Le ministre de l’Agriculture, Francesco Lollobrigida, a pris un décret accordant une exemption aux producteurs de vin italiens : ils pourront continuer à vendre leurs bouteilles pendant trois mois avec les étiquettes déjà imprimées, et non avec celles demandées par la Commission européenne dans le cadre d’une nouvelle loi qui entrera en vigueur demain dans toute l’UE. Coldiretti s’est immédiatement réjouie : « Cinquante millions d’étiquettes de vins made in Italy qui risquaient d’être gaspillées ont été sauvées », a déclaré l’organisation, faisant écho aux plaintes des producteurs italiens et européens.

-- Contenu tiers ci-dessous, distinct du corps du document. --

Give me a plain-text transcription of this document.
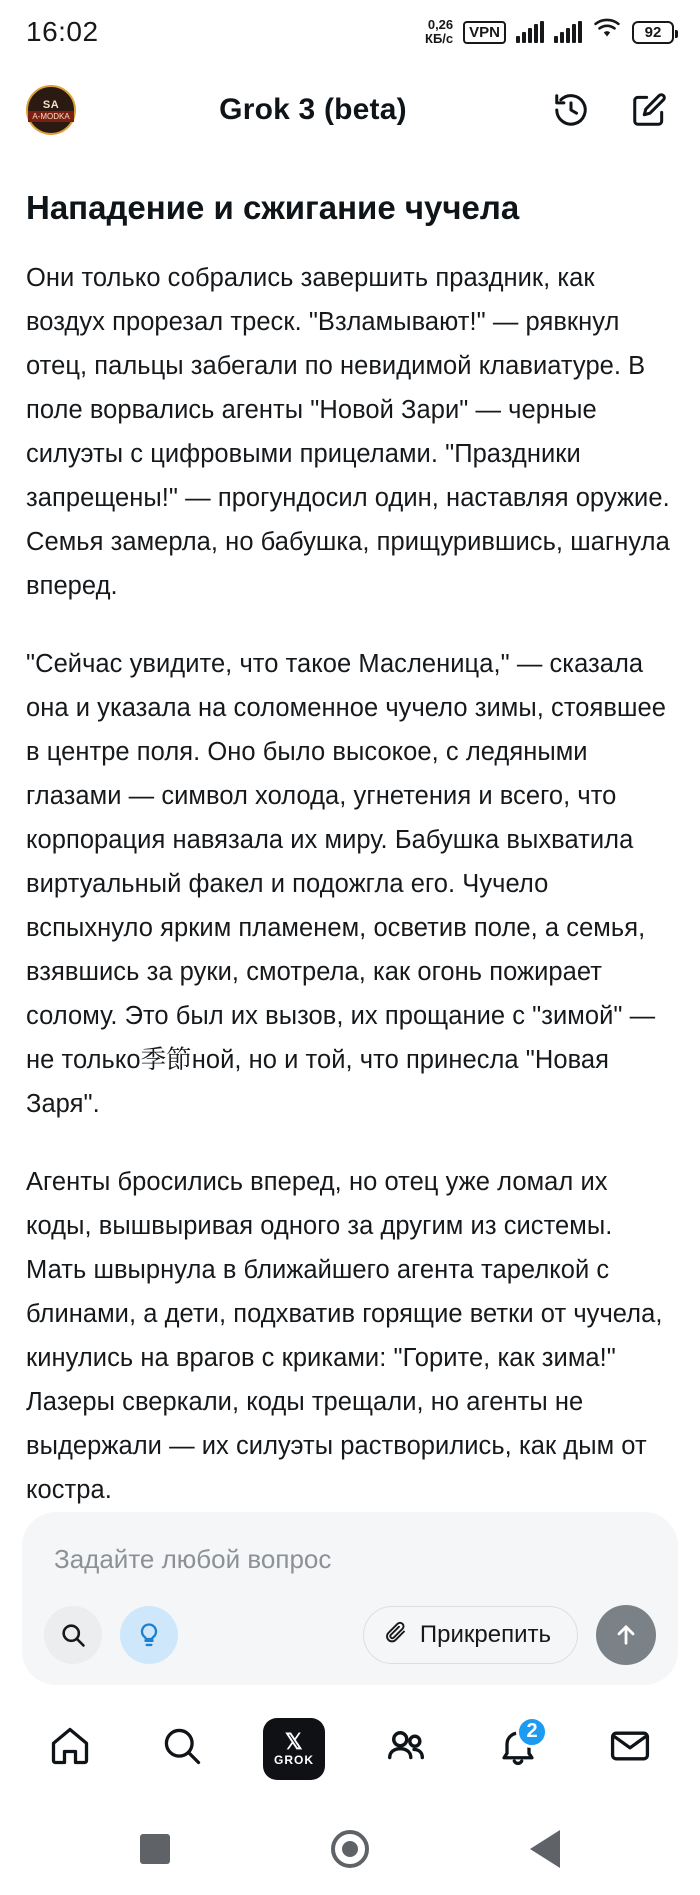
16:02	0,26
КБ/с	VPN	92
SA
A-MODKA	Grok 3 (beta)
Нападение и сжигание чучела

Они только собрались завершить праздник, как воздух прорезал треск. "Взламывают!" — рявкнул отец, пальцы забегали по невидимой клавиатуре. В поле ворвались агенты "Новой Зари" — черные силуэты с цифровыми прицелами. "Праздники запрещены!" — прогундосил один, наставляя оружие. Семья замерла, но бабушка, прищурившись, шагнула вперед.

"Сейчас увидите, что такое Масленица," — сказала она и указала на соломенное чучело зимы, стоявшее в центре поля. Оно было высокое, с ледяными глазами — символ холода, угнетения и всего, что корпорация навязала их миру. Бабушка выхватила виртуальный факел и подожгла его. Чучело вспыхнуло ярким пламенем, осветив поле, а семья, взявшись за руки, смотрела, как огонь пожирает солому. Это был их вызов, их прощание с "зимой" — не только季節ной, но и той, что принесла "Новая Заря".

Агенты бросились вперед, но отец уже ломал их коды, вышвыривая одного за другим из системы. Мать швырнула в ближайшего агента тарелкой с блинами, а дети, подхватив горящие ветки от чучела, кинулись на врагов с криками: "Горите, как зима!" Лазеры сверкали, коды трещали, но агенты не выдержали — их силуэты растворились, как дым от костра.

Задайте любой вопрос
Прикрепить
𝕏
GROK
2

Cela met fin à une polémique née le 24 novembre et qui a retenu l’attention des médias et des réseaux sociaux, sur fond de refrain désormais classique de la « mauvaise » eurobureaucratie qui veut mettre à genoux les entreprises italiennes. Mais les choses sont-elles vraiment ainsi ? Selon la Commission européenne, il semble qu’il s’agisse d’une sorte de tempête dans un verre d’eau : aucune des étiquettes déjà imprimées n’aurait dû être jetée. Autrement dit, le décret ministériel ne servirait à rien.
Oui, car Bruxelles a tenu à publier une note pour expliquer de quoi il s’agit même aux non-experts. Tout d’abord, de quoi parlons-nous : à partir du 8 décembre, un règlement (approuvé en 2019) entre en vigueur dans toute l’Union européenne qui oblige les établissements vinicoles à afficher une série d’informations sur l’étiquette, notamment les ingrédients et les valeurs nutritionnelles du du vin et des produits vinicoles aromatisés. Rien d’extraordinaire : les produits alimentaires affichent déjà cette information, et le vin en était jusqu’ici exempté. Le règlement n’a cependant pas été bien accueilli par les producteurs dès la présentation du texte. Et la pression du secteur avait abouti à un compromis : l’information ne doit pas nécessairement figurer sur l’étiquette papier, mais peut être présente sur une page en ligne à laquelle le consommateur peut accéder via un code QR.
Cette solution n’a pas plu aux organisations de consommateurs, qui estiment qu’il est compliqué pour quiconque, même les plus experts en informatique, de comparer des bouteilles de vin au supermarché à l’aide de codes QR. Mais le compromis a été adopté et les producteurs ont eu quatre ans pour se conformer aux nouvelles obligations. Un point du règlement restait flou : comment faire comprendre aux clients que ce code mène à des informations sur les ingrédients ? Les producteurs italiens et européens ont pensé qu’il suffirait d’utiliser le symbole enregistré ISO 2760, c’est-à-dire ce signe circulaire noir et blanc avec la lettre « i » à l’intérieur, qui indique « information ». On ne sait pas si quelqu’un au Ceev, le grand lobby européen du secteur, a demandé l’avis de la Commission sur cette solution. Bien entendu, la plupart des constructeurs ont choisi cette voie. Mais le 24 novembre, soit deux semaines après l’entrée en vigueur du règlement, la douche froide est arrivée : Bruxelles a publié un document dans lequel elle explique que le « i » n’est pas une indication claire pour les consommateurs, et que sur l’étiquette papier au moins le mot « ingrédients » doit être écrit.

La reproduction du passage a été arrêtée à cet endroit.